By Richard A Quinnell, Contributing Editor -- EDN, December 22, 2005

The high cost of electronic control for BLDC (brushless-dc) motors has long been one of the barriers to their use in system designs. Now, Apex Microtechnology is offering a low-cost motor-driver IC to remove that barrier for users of three-phase BLDC motors requiring currents as great as 5A per phase. The company’s SA305 combines drive transistors with logic control, current sensing, and fault-protective circuits to simplify design-in. The device’s high switching speed and driver power efficiency help reduce manufacturing costs.

The term “motor driver” does not quite do the SA305 justice; the term “intelligent switching amplifier” seems more accurate. The device offers three independent drive channels that can each source or sink current on an output line based on digital signals coming from a DSP or a microcontroller that controls the SA305. The device is not simply a passive driver, however. It has built-in circuitry to prevent simultaneous “source” and “sink” drive signals from creating an internal short circuit. Instead, the SA305 automatically inserts dead time to one drive command if the other drive command is still active. This prevents shoot-through-current situations from damaging the drive transistors.

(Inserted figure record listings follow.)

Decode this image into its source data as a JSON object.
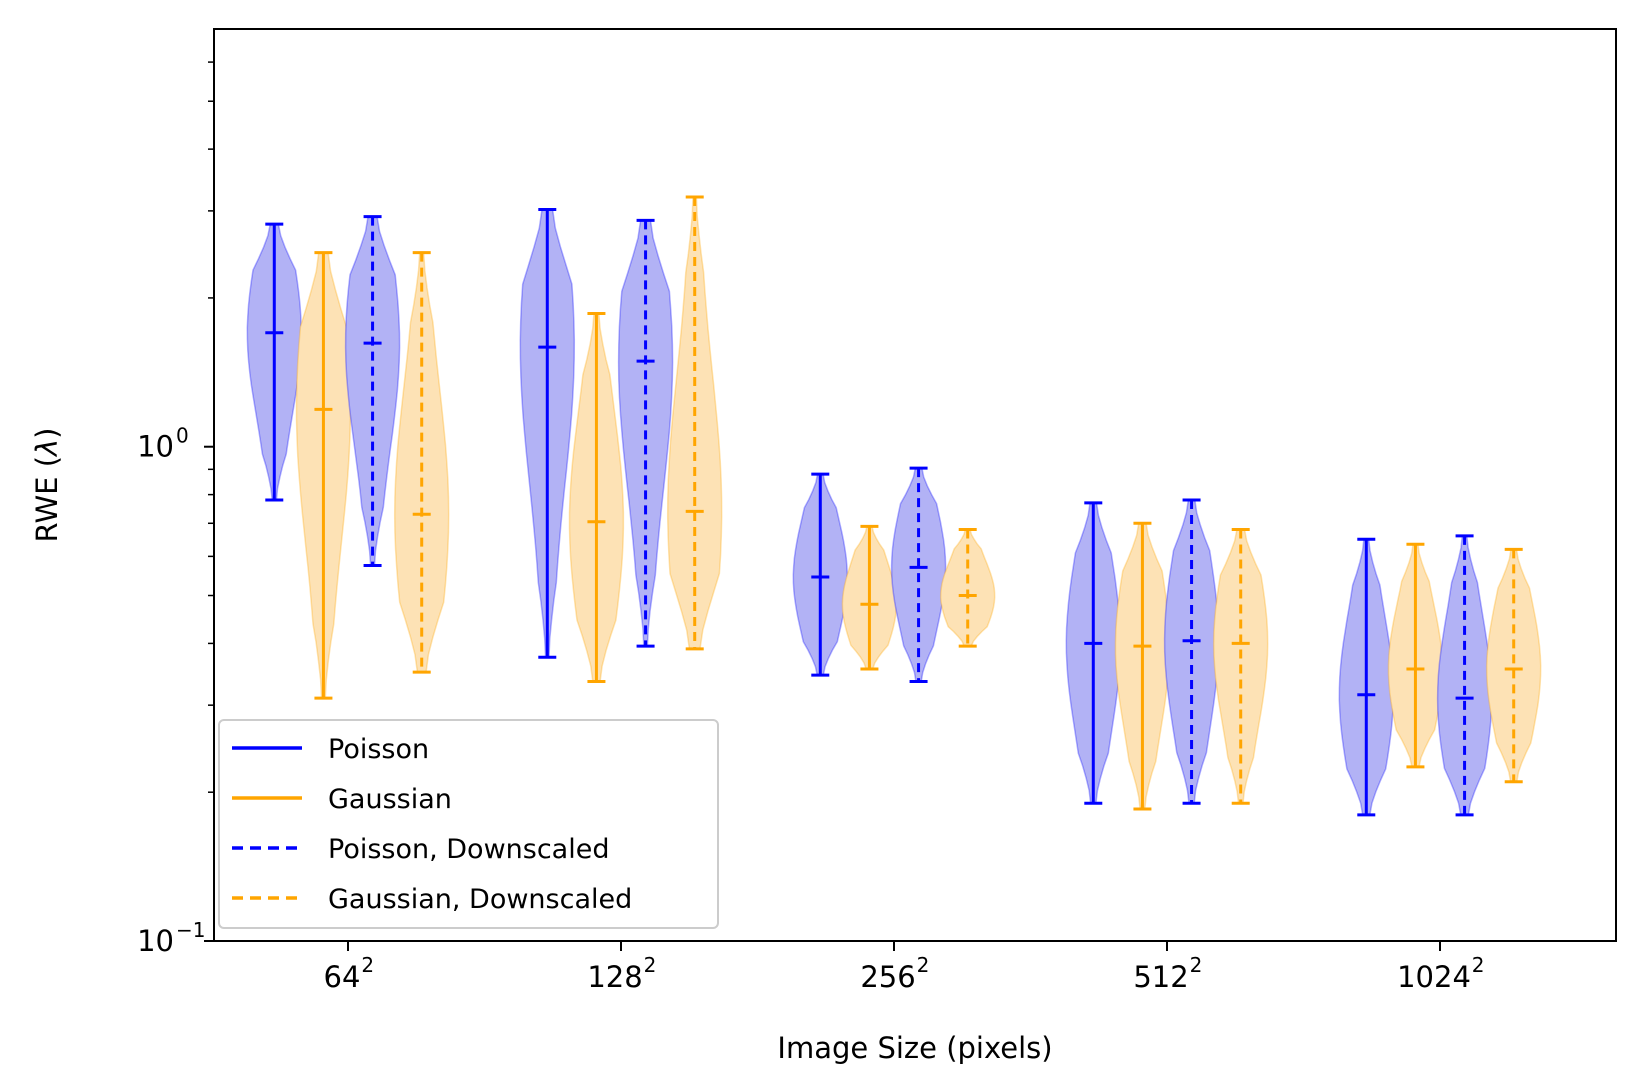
{
  "chart_data": {
    "type": "violin",
    "xlabel": "Image Size (pixels)",
    "ylabel": "RWE (",
    "ylabel_symbol": "λ",
    "ylabel_close": ")",
    "yscale": "log",
    "ylim": [
      0.1,
      7.0
    ],
    "y_ticks": [
      {
        "value": 1.0,
        "base": "10",
        "exp": "0"
      },
      {
        "value": 0.1,
        "base": "10",
        "exp": "−1"
      }
    ],
    "categories": [
      {
        "base": "64",
        "exp": "2"
      },
      {
        "base": "128",
        "exp": "2"
      },
      {
        "base": "256",
        "exp": "2"
      },
      {
        "base": "512",
        "exp": "2"
      },
      {
        "base": "1024",
        "exp": "2"
      }
    ],
    "colors": {
      "blue": "#0000ff",
      "orange": "#ffa500",
      "blue_fill": "#b2b2f5",
      "orange_fill": "#fde2b5"
    },
    "series": [
      {
        "name": "Poisson",
        "color": "#0000ff",
        "dashed": false,
        "offset": -0.27,
        "stats": [
          {
            "min": 0.78,
            "median": 1.7,
            "max": 2.82
          },
          {
            "min": 0.375,
            "median": 1.59,
            "max": 3.02
          },
          {
            "min": 0.345,
            "median": 0.545,
            "max": 0.88
          },
          {
            "min": 0.19,
            "median": 0.4,
            "max": 0.77
          },
          {
            "min": 0.18,
            "median": 0.315,
            "max": 0.65
          }
        ]
      },
      {
        "name": "Gaussian",
        "color": "#ffa500",
        "dashed": false,
        "offset": -0.09,
        "stats": [
          {
            "min": 0.31,
            "median": 1.19,
            "max": 2.47
          },
          {
            "min": 0.335,
            "median": 0.705,
            "max": 1.86
          },
          {
            "min": 0.355,
            "median": 0.48,
            "max": 0.69
          },
          {
            "min": 0.185,
            "median": 0.395,
            "max": 0.7
          },
          {
            "min": 0.225,
            "median": 0.355,
            "max": 0.635
          }
        ]
      },
      {
        "name": "Poisson, Downscaled",
        "color": "#0000ff",
        "dashed": true,
        "offset": 0.09,
        "stats": [
          {
            "min": 0.575,
            "median": 1.62,
            "max": 2.92
          },
          {
            "min": 0.395,
            "median": 1.49,
            "max": 2.87
          },
          {
            "min": 0.335,
            "median": 0.57,
            "max": 0.905
          },
          {
            "min": 0.19,
            "median": 0.405,
            "max": 0.78
          },
          {
            "min": 0.18,
            "median": 0.31,
            "max": 0.66
          }
        ]
      },
      {
        "name": "Gaussian, Downscaled",
        "color": "#ffa500",
        "dashed": true,
        "offset": 0.27,
        "stats": [
          {
            "min": 0.35,
            "median": 0.73,
            "max": 2.47
          },
          {
            "min": 0.39,
            "median": 0.74,
            "max": 3.2
          },
          {
            "min": 0.395,
            "median": 0.5,
            "max": 0.68
          },
          {
            "min": 0.19,
            "median": 0.4,
            "max": 0.68
          },
          {
            "min": 0.21,
            "median": 0.355,
            "max": 0.62
          }
        ]
      }
    ],
    "legend": {
      "position": "lower-left",
      "entries": [
        "Poisson",
        "Gaussian",
        "Poisson, Downscaled",
        "Gaussian, Downscaled"
      ]
    }
  }
}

Other built-in safety features include junction-temperature sensing and output-short-circuit protection. If the junctions of the drive transistors reach 160°C the device shuts off the drive transistors and asserts the fault line. A short-circuit across output pins has the same effect, although designers should mount the device to handle a brief 500W power surge. An external reset signal restores the device to normal operation. The SA305 can handle continuous currents of 5A and peak currents of 10A, making it suitable for BLDC motors as powerful as 1/3 hp. The drive transistors’ channel resistance of less than 0.4Ω and PWM-controlled drive current (switching at 100 kHz) means that the device generates little heat. This feature allows the device to operate with limited or no heat-sinking, reducing implementation costs.

You can independently control the output transistors for the three channels, which means that the SA305 is not limited to motor applications, according to Apex’s vice president of engineering, Tom Price. The unit can just as easily handle relays, lighting, and other high-current loads. The SA305 comes in an SIP package with grounded heat tab. The cost is $13.10 (10,000).

Apex Microtechnology Corp, www.apexmicrotech.com.